Porchfests are annual music events held across the United States and in Canada on front porches. Started in Ithaca, New York, in 2007, porchfest events bring local musicians and neighborhoods together to celebrate and create a sense of community.

Porchfest music festivals began as a means for neighbors and local community members to highlight their music on front porches. The concept was to find musicians and porches on which they would play. The original event in Ithaca, New York, started with about 20 musicians but has since grown to over 100.

Bands, singers, and instrumentalists participate in the festival for no other reason than to showcase their talents and engage the community. Music is diverse and can range from country to pop, classical, reggae, blues, rock, jazz, Latino, R&B, folk and many others. Musicians voluntarily take to the "stage" on porches at their designated times and perform for the public. Signs with artists' names and performance times are usually posted in front of porches and online.

Volunteers and other organizations normally facilitate the event by selecting appropriate dates, acquiring musicians, and publicizing the event. Local residents volunteer their porches as a way to support the local music scene and interact with their neighbors. Events can last from a few hours to most of the day. Schedules and maps are usually posted online or in local media.

Because these are normally neighborhood events people walk, ride bikes or scooters, drive golf carts, or push strollers as they move from one porch to another along a determined route to partake in the festivities. Children often build lemonade stands to help quench thirst on hot days while vendors oftentimes provide ice cream, hot dogs, and other snacks. A few porchfests have expanded to include arts festivals as well.

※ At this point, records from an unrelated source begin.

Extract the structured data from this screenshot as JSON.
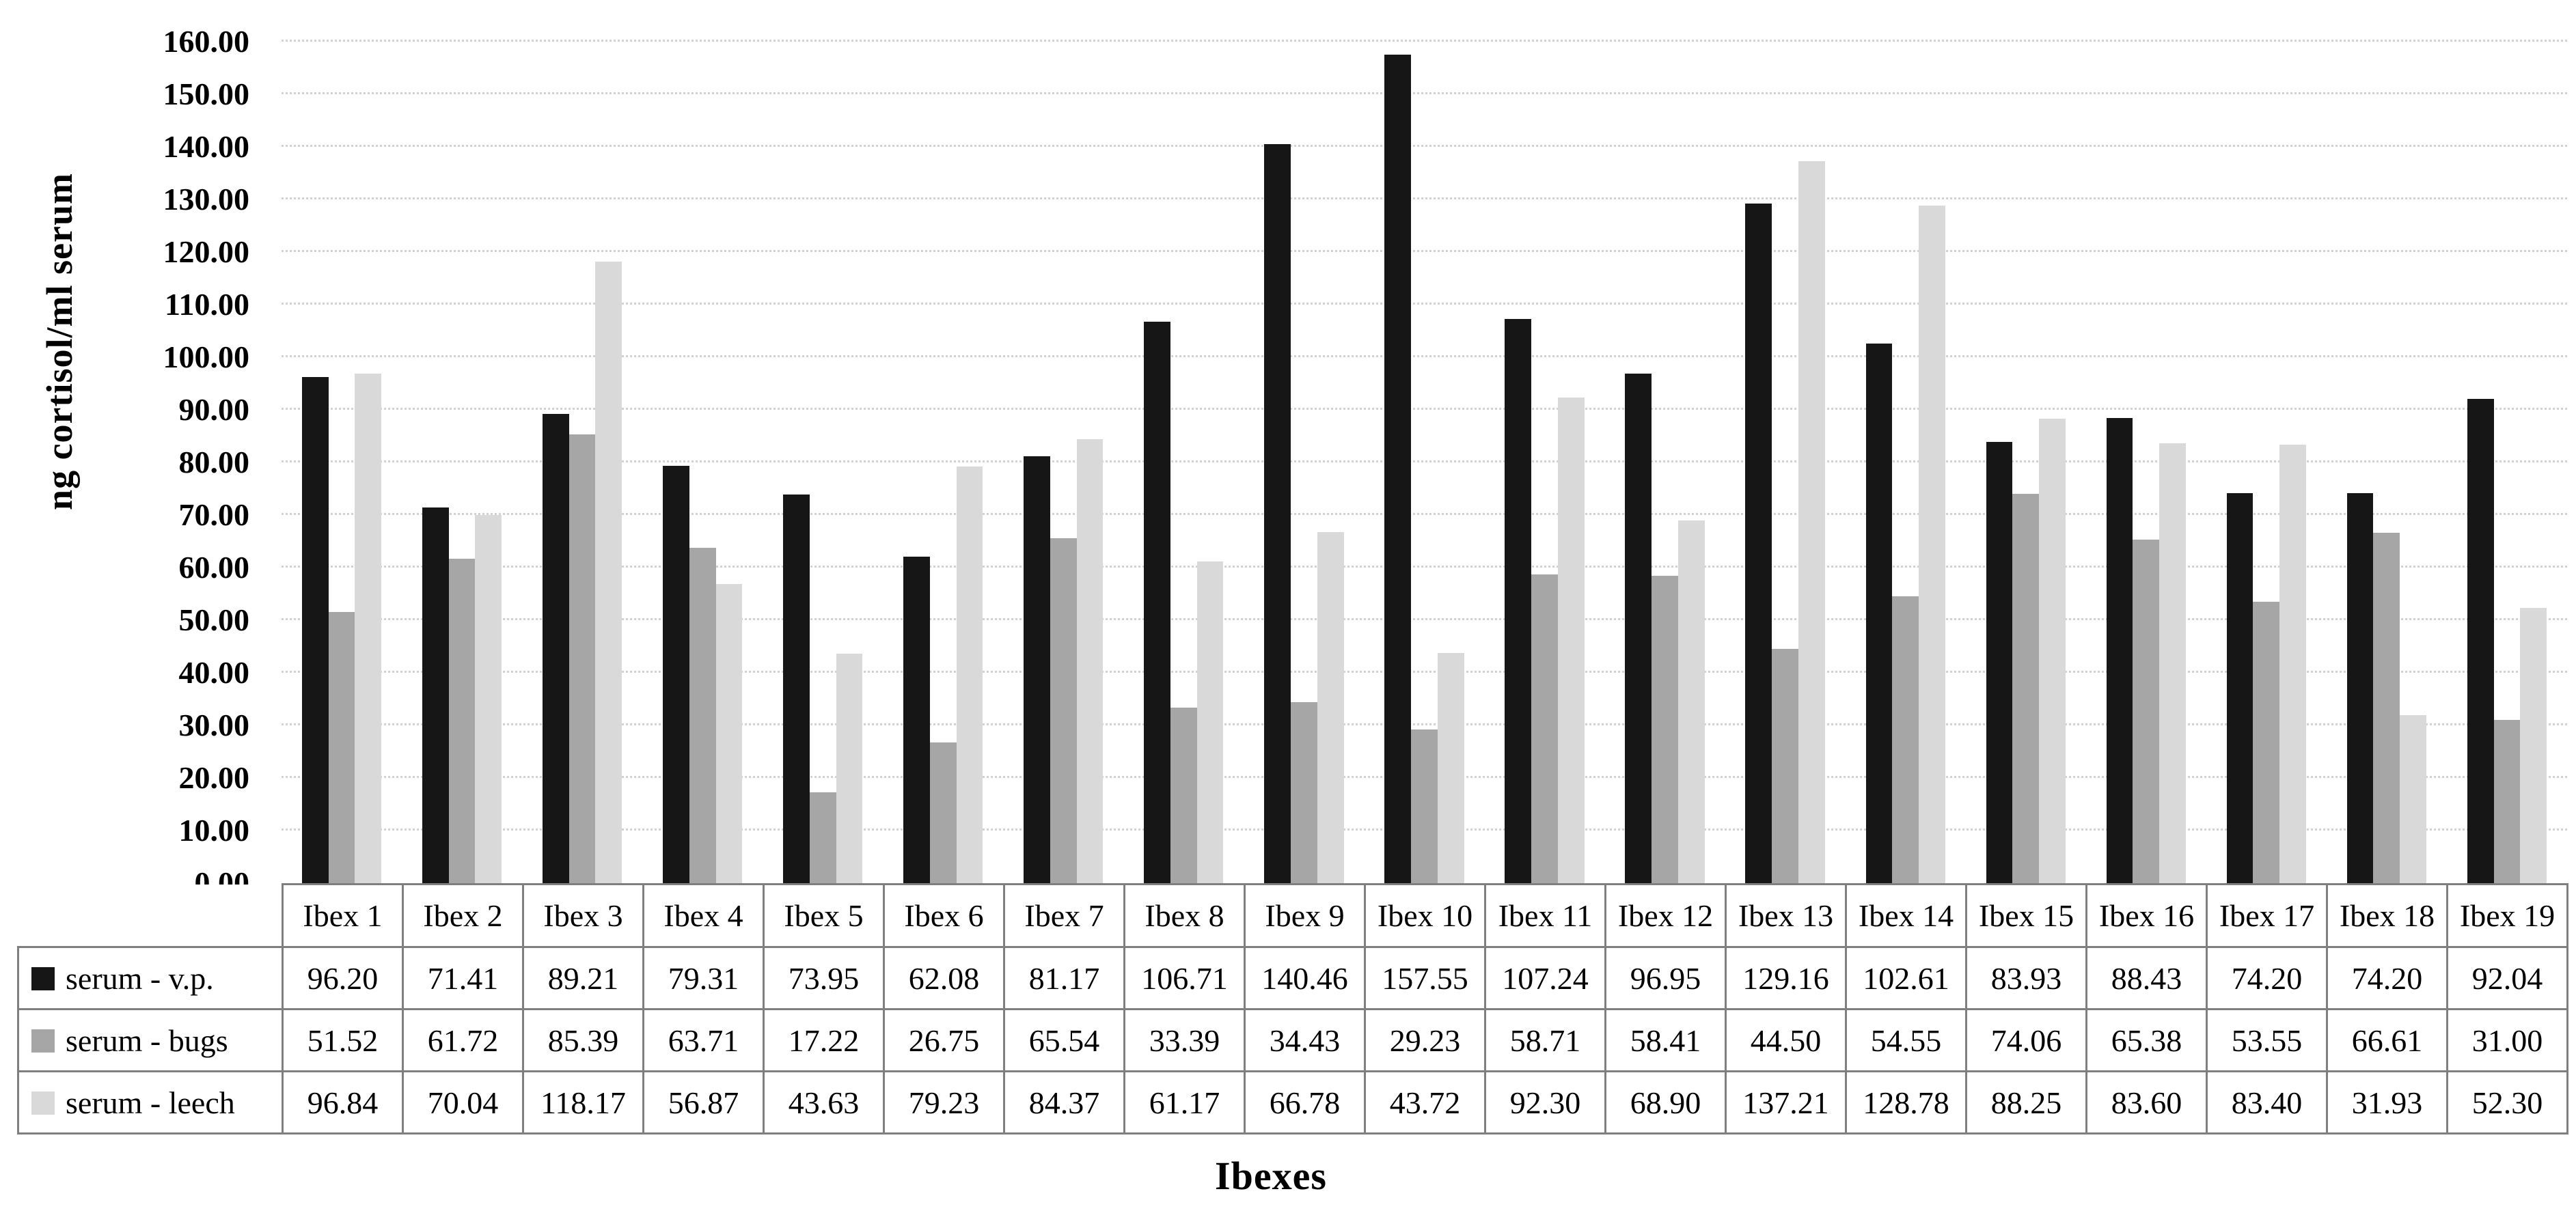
{
  "chart_data": {
    "type": "bar",
    "title": "",
    "xlabel": "Ibexes",
    "ylabel": "ng cortisol/ml serum",
    "ylim": [
      0,
      160
    ],
    "ytick_step": 10,
    "ytick_labels": [
      "0.00",
      "10.00",
      "20.00",
      "30.00",
      "40.00",
      "50.00",
      "60.00",
      "70.00",
      "80.00",
      "90.00",
      "100.00",
      "110.00",
      "120.00",
      "130.00",
      "140.00",
      "150.00",
      "160.00"
    ],
    "grid": "horizontal-dotted",
    "gridline_color": "#d2d2d2",
    "legend_position": "table-row-headers",
    "value_format": "0.00",
    "categories": [
      "Ibex 1",
      "Ibex 2",
      "Ibex 3",
      "Ibex 4",
      "Ibex 5",
      "Ibex 6",
      "Ibex 7",
      "Ibex 8",
      "Ibex 9",
      "Ibex 10",
      "Ibex 11",
      "Ibex 12",
      "Ibex 13",
      "Ibex 14",
      "Ibex 15",
      "Ibex 16",
      "Ibex 17",
      "Ibex 18",
      "Ibex 19"
    ],
    "series": [
      {
        "name": "serum - v.p.",
        "color": "#161616",
        "values": [
          96.2,
          71.41,
          89.21,
          79.31,
          73.95,
          62.08,
          81.17,
          106.71,
          140.46,
          157.55,
          107.24,
          96.95,
          129.16,
          102.61,
          83.93,
          88.43,
          74.2,
          74.2,
          92.04
        ]
      },
      {
        "name": "serum - bugs",
        "color": "#a6a6a6",
        "values": [
          51.52,
          61.72,
          85.39,
          63.71,
          17.22,
          26.75,
          65.54,
          33.39,
          34.43,
          29.23,
          58.71,
          58.41,
          44.5,
          54.55,
          74.06,
          65.38,
          53.55,
          66.61,
          31.0
        ]
      },
      {
        "name": "serum - leech",
        "color": "#d9d9d9",
        "values": [
          96.84,
          70.04,
          118.17,
          56.87,
          43.63,
          79.23,
          84.37,
          61.17,
          66.78,
          43.72,
          92.3,
          68.9,
          137.21,
          128.78,
          88.25,
          83.6,
          83.4,
          31.93,
          52.3
        ]
      }
    ]
  }
}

These annual events can now be found across the country, from its beginnings in Ithaca, New York to places including Buffalo, New York; Athens, Georgia; Franklin (Westhaven), Tennessee; Napa, California; Sacramento, California; Larchmere, Cleveland, Ohio;  Tucson, Arizona; Decatur, Georgia; Salt Lake City, Utah; Ventnor City, New Jersey; Newark, New Jersey, Washington, D.C.;  Rhinebeck, New York; Stamford, New York;Kansas City, Missouri; North Liberty, Iowa; cities and towns in Massachusetts including Somerville, Jamaica Plain, Arlington, Roslindale, Newton, Quincy, Swampscott, Melrose and Wellfleet; Springfield, Jacksonville, Florida, Grants Pass, Oregon; Mount Pleasant, Michigan; West Chester, Pennsylvania; Philadelphia, Pennsylvania; Folly Beach, South Carolina; Bridgeport, Connecticut; Old Wethersfield, Connecticut; San Antonio, Texas and Flint, Michigan. Porchfests are also celebrated in Canada, including in Montreal, and Hudson, Quebec; Vankleek Hill, Ontario; Peterborough; Whitevale, Ontario; Belleville, Ontario and Hintonburg neighborhood of Ottawa.